Now, assuming the coordinates of A, B and C as $\left( {{x}_{1}},{{y}_{1}} \right),\left( {{x}_{2}},{{y}_{2}} \right)$ and $\left( {{x}_{3}},{{y}_{3}} \right)$, we get,
$\begin{aligned} & A\left( 4,1 \right)=\left( {{x}_{1}},{{y}_{1}} \right) \\\ & B\left( 6,6 \right)=\left( {{x}_{2}},{{y}_{2}} \right) \\\ & C\left( 8,4 \right)=\left( {{x}_{3}},{{y}_{3}} \right) \\\ \end{aligned}$
Now, we know that area of triangle with coordinates $\left( {{x}_{1}},{{y}_{1}} \right),\left( {{x}_{2}},{{y}_{2}} \right)$ and $\left( {{x}_{3}},{{y}_{3}} \right)$ is given by the expression :
$Area=\dfrac{1}{2}\left[ {{x}_{1}}\left( {{y}_{2}}-{{y}_{3}} \right)+{{x}_{2}}\left( {{y}_{3}}-{{y}_{1}} \right)+{{x}_{3}}\left( {{y}_{1}}-{{y}_{2}} \right) \right]$
Now, substituting the values of ${{x}_{1}},{{x}_{2}},{{x}_{3}},{{y}_{1}},{{y}_{2}}$ and ${{y}_{3}}$in the above expression for area, we get,
$\begin{aligned} & Ar.\left( \Delta ABC \right)=\dfrac{1}{2}\left[ 4\left( 6-4 \right)+6\left( 4-1 \right)+8\left( 1-6 \right) \right] \\\ & \Rightarrow Ar.\left( \Delta ABC \right)=\dfrac{1}{2}\left[ 4\times 2+6\times 3+8\times \left( -5 \right) \right] \\\ & \Rightarrow Ar.\left( \Delta ABC \right)=\dfrac{1}{2}\left[ 8+18-40 \right] \\\ & \Rightarrow Ar.\left( \Delta ABC \right)=\dfrac{-14}{2} \\\ & \Rightarrow Ar.\left( \Delta ABC \right)=-7\text{ square units} \\\ \end{aligned}$
As we can see that the area of the $\Delta ABC$ turns out to be a negative value and we know that area cannot be negative. So, we must take the modulus on both sides to get the value of the area positive. Therefore, taking modulus, we get,
$\therefore Ar.\left( \Delta ABC \right)=\left| -7 \right|=7\text{ square units}$
Hence, the area of the $\Delta ABC$ is 7 square units.
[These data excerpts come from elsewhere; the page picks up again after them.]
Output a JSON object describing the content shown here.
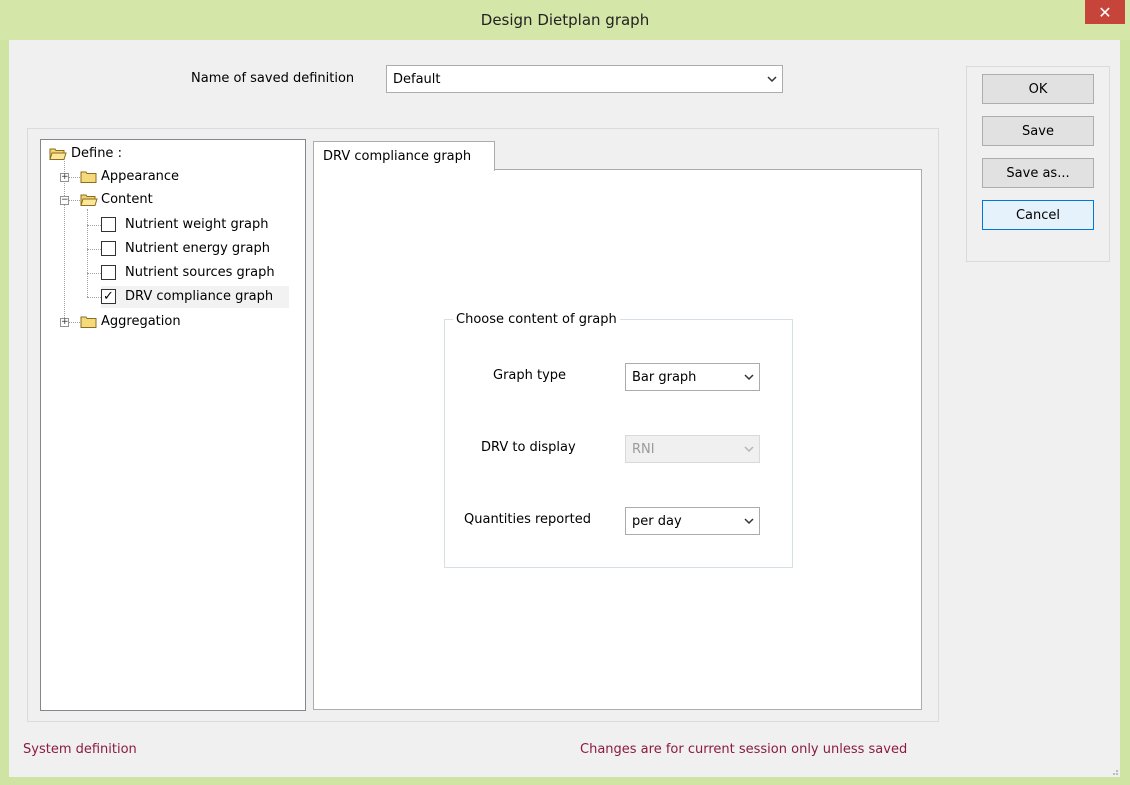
{
  "window": {
    "title": "Design Dietplan graph",
    "close_glyph": "✕"
  },
  "definition": {
    "label": "Name of saved definition",
    "value": "Default"
  },
  "buttons": {
    "ok": "OK",
    "save": "Save",
    "save_as": "Save as...",
    "cancel": "Cancel"
  },
  "tree": {
    "root": "Define :",
    "appearance": "Appearance",
    "content": "Content",
    "content_items": [
      {
        "label": "Nutrient weight graph",
        "checked": false
      },
      {
        "label": "Nutrient energy graph",
        "checked": false
      },
      {
        "label": "Nutrient sources graph",
        "checked": false
      },
      {
        "label": "DRV compliance graph",
        "checked": true
      }
    ],
    "aggregation": "Aggregation",
    "check_glyph": "✓",
    "expand_glyph": "+",
    "collapse_glyph": "−"
  },
  "tab": {
    "label": "DRV compliance graph"
  },
  "group": {
    "title": "Choose content of graph",
    "graph_type_label": "Graph type",
    "graph_type_value": "Bar graph",
    "drv_label": "DRV to display",
    "drv_value": "RNI",
    "quantities_label": "Quantities reported",
    "quantities_value": "per day"
  },
  "status": {
    "left": "System definition",
    "right": "Changes are for current session only unless saved"
  },
  "icons": {
    "chevron": "chevron-down-icon",
    "folder": "folder-icon",
    "open_folder": "open-folder-icon",
    "resize": "resize-grip-icon"
  },
  "colors": {
    "titlebar": "#d4e6a8",
    "close": "#c7443b",
    "status_text": "#8b1c3e",
    "focus": "#0078d7"
  }
}
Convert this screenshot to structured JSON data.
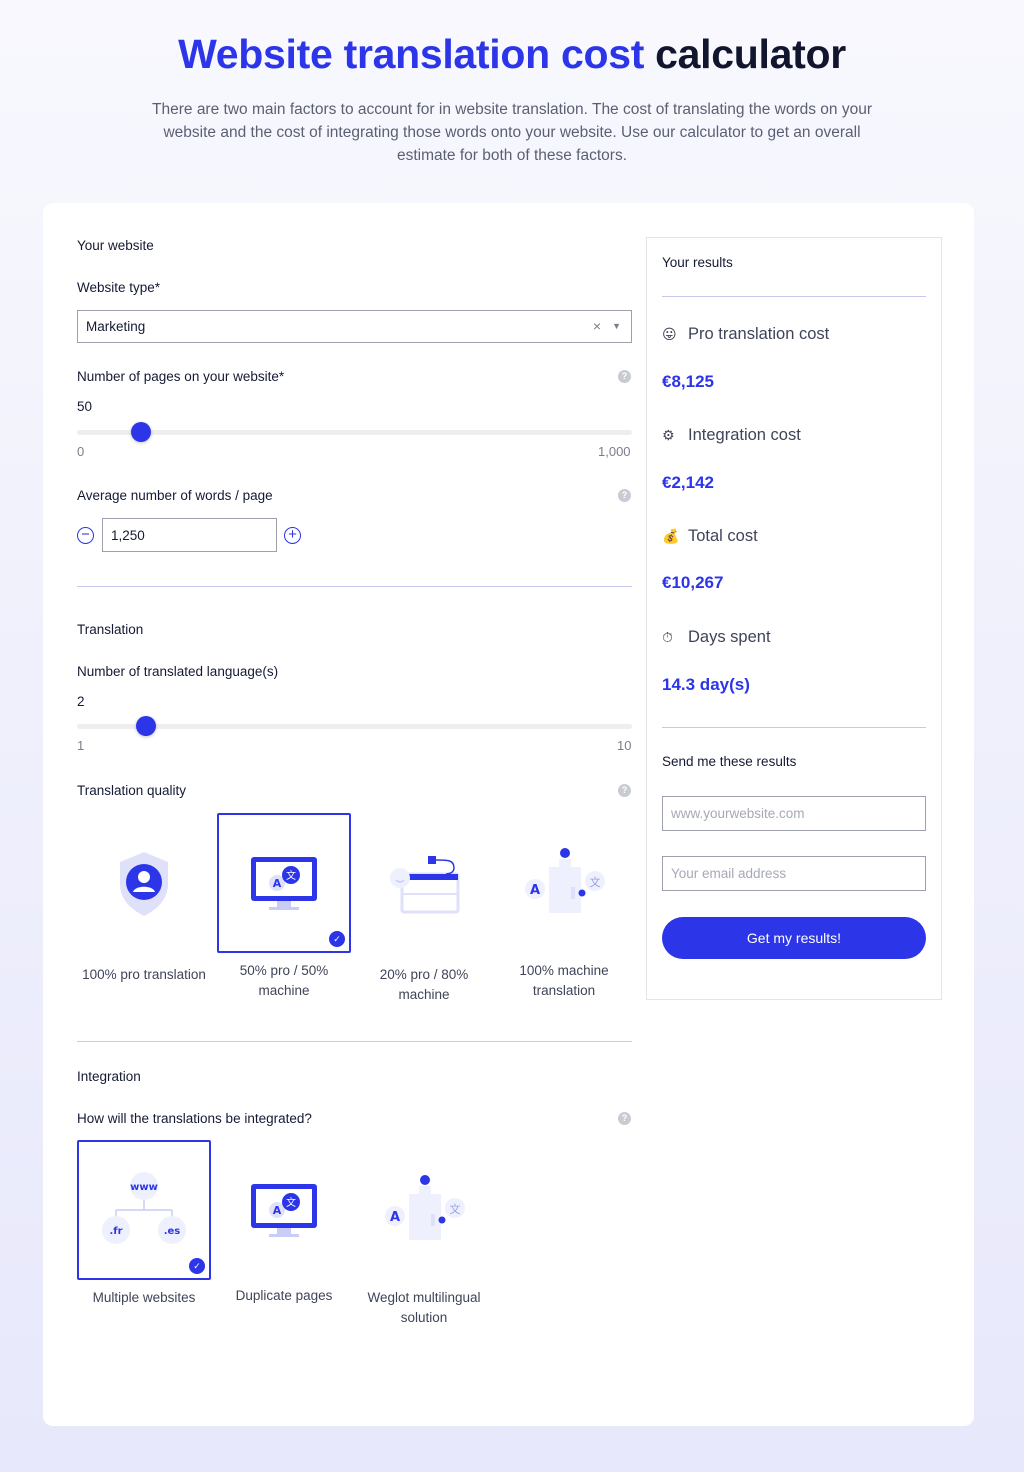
{
  "header": {
    "title_accent": "Website translation cost",
    "title_rest": "calculator",
    "description": "There are two main factors to account for in website translation. The cost of translating the words on your website and the cost of integrating those words onto your website. Use our calculator to get an overall estimate for both of these factors."
  },
  "website": {
    "section_title": "Your website",
    "type_label": "Website type*",
    "type_value": "Marketing",
    "pages_label": "Number of pages on your website*",
    "pages_value": "50",
    "pages_min": "0",
    "pages_max": "1,000",
    "pages_fraction": 0.05,
    "words_label": "Average number of words / page",
    "words_value": "1,250"
  },
  "translation": {
    "section_title": "Translation",
    "languages_label": "Number of translated language(s)",
    "languages_value": "2",
    "languages_min": "1",
    "languages_max": "10",
    "languages_fraction": 0.111,
    "quality_label": "Translation quality",
    "options": [
      {
        "label": "100% pro translation",
        "selected": false
      },
      {
        "label": "50% pro / 50% machine",
        "selected": true
      },
      {
        "label": "20% pro / 80% machine",
        "selected": false
      },
      {
        "label": "100% machine translation",
        "selected": false
      }
    ]
  },
  "integration": {
    "section_title": "Integration",
    "question": "How will the translations be integrated?",
    "options": [
      {
        "label": "Multiple websites",
        "selected": true
      },
      {
        "label": "Duplicate pages",
        "selected": false
      },
      {
        "label": "Weglot multilingual solution",
        "selected": false
      }
    ],
    "diagram": {
      "top": "www",
      "left": ".fr",
      "right": ".es"
    }
  },
  "results": {
    "title": "Your results",
    "pro_label": "Pro translation cost",
    "pro_value": "€8,125",
    "integration_label": "Integration cost",
    "integration_value": "€2,142",
    "total_label": "Total cost",
    "total_value": "€10,267",
    "days_label": "Days spent",
    "days_value": "14.3 day(s)",
    "send_title": "Send me these results",
    "website_placeholder": "www.yourwebsite.com",
    "email_placeholder": "Your email address",
    "cta": "Get my results!"
  },
  "icons": {
    "help": "question-mark-icon",
    "pro": "tongue-face-icon",
    "integration": "gear-icon",
    "total": "money-bag-icon",
    "days": "stopwatch-icon"
  },
  "colors": {
    "accent": "#2c35e8",
    "text": "#141a33",
    "muted": "#7a7e8c"
  }
}
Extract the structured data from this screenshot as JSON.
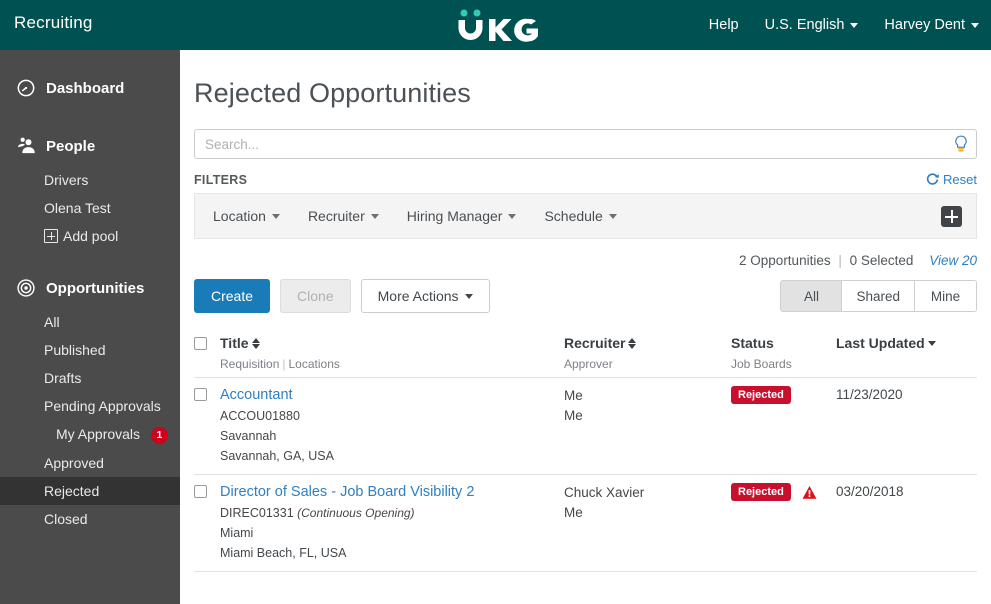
{
  "header": {
    "app_title": "Recruiting",
    "logo_text": "UKG",
    "help_label": "Help",
    "language_label": "U.S. English",
    "user_label": "Harvey Dent",
    "background_color": "#005151",
    "logo_dot_color": "#34cbb5"
  },
  "sidebar": {
    "background_color": "#4b4b4b",
    "active_background_color": "#333333",
    "groups": [
      {
        "label": "Dashboard",
        "icon": "dashboard-clock-icon",
        "items": []
      },
      {
        "label": "People",
        "icon": "people-icon",
        "items": [
          {
            "label": "Drivers",
            "active": false
          },
          {
            "label": "Olena Test",
            "active": false
          },
          {
            "label": "Add pool",
            "active": false,
            "icon": "plus-square-icon"
          }
        ]
      },
      {
        "label": "Opportunities",
        "icon": "bullseye-icon",
        "items": [
          {
            "label": "All",
            "active": false
          },
          {
            "label": "Published",
            "active": false
          },
          {
            "label": "Drafts",
            "active": false
          },
          {
            "label": "Pending Approvals",
            "active": false
          },
          {
            "label": "My Approvals",
            "active": false,
            "badge": "1",
            "indented": true
          },
          {
            "label": "Approved",
            "active": false
          },
          {
            "label": "Rejected",
            "active": true
          },
          {
            "label": "Closed",
            "active": false
          }
        ]
      }
    ]
  },
  "main": {
    "page_title": "Rejected Opportunities",
    "search": {
      "placeholder": "Search...",
      "value": "",
      "icon": "lightbulb-icon"
    },
    "filters": {
      "label": "FILTERS",
      "reset_label": "Reset",
      "reset_icon": "refresh-icon",
      "add_filter_icon": "plus-icon",
      "items": [
        {
          "label": "Location"
        },
        {
          "label": "Recruiter"
        },
        {
          "label": "Hiring Manager"
        },
        {
          "label": "Schedule"
        }
      ]
    },
    "counts": {
      "opportunities": "2 Opportunities",
      "separator": "|",
      "selected": "0 Selected",
      "view_label": "View 20"
    },
    "toolbar": {
      "create_label": "Create",
      "clone_label": "Clone",
      "more_actions_label": "More Actions",
      "segments": [
        {
          "label": "All",
          "active": true
        },
        {
          "label": "Shared",
          "active": false
        },
        {
          "label": "Mine",
          "active": false
        }
      ]
    },
    "table": {
      "columns": {
        "title": {
          "main": "Title",
          "sub_requisition": "Requisition",
          "sub_sep": "|",
          "sub_locations": "Locations",
          "sortable": true
        },
        "recruiter": {
          "main": "Recruiter",
          "sub": "Approver",
          "sortable": true
        },
        "status": {
          "main": "Status",
          "sub": "Job Boards",
          "sortable": false
        },
        "last_updated": {
          "main": "Last Updated",
          "sortable": true,
          "sort_dir": "desc"
        }
      },
      "rows": [
        {
          "selected": false,
          "title": "Accountant",
          "requisition": "ACCOU01880",
          "continuous": "",
          "location_primary": "Savannah",
          "location_secondary": "Savannah, GA, USA",
          "recruiter": "Me",
          "approver": "Me",
          "status": "Rejected",
          "status_color": "#c8102e",
          "warning": false,
          "last_updated": "11/23/2020"
        },
        {
          "selected": false,
          "title": "Director of Sales - Job Board Visibility 2",
          "requisition": "DIREC01331",
          "continuous": "(Continuous Opening)",
          "location_primary": "Miami",
          "location_secondary": "Miami Beach, FL, USA",
          "recruiter": "Chuck Xavier",
          "approver": "Me",
          "status": "Rejected",
          "status_color": "#c8102e",
          "warning": true,
          "warning_icon": "warning-triangle-icon",
          "last_updated": "03/20/2018"
        }
      ]
    }
  }
}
Note: One may note that the formula for area of triangle in simplified form, can also be given as : $Area=\dfrac{1}{2}\left[ \left( {{x}_{1}}{{y}_{2}}-{{y}_{1}}{{x}_{2}} \right)+\left( {{x}_{2}}{{y}_{3}}-{{y}_{2}}{{x}_{3}} \right)+\left( {{x}_{3}}{{y}_{1}}-{{y}_{3}}{{x}_{1}} \right) \right]$. Always remember that if by substituting the values of given coordinates in the formula for area, the area turns out to be negative then we have to take modulus to make it positive. Actually we can choose any of the vertices as $\left( {{x}_{1}},{{y}_{1}} \right),\left( {{x}_{2}},{{y}_{2}} \right)$ and $\left( {{x}_{3}},{{y}_{3}} \right)$. It will not change the answer.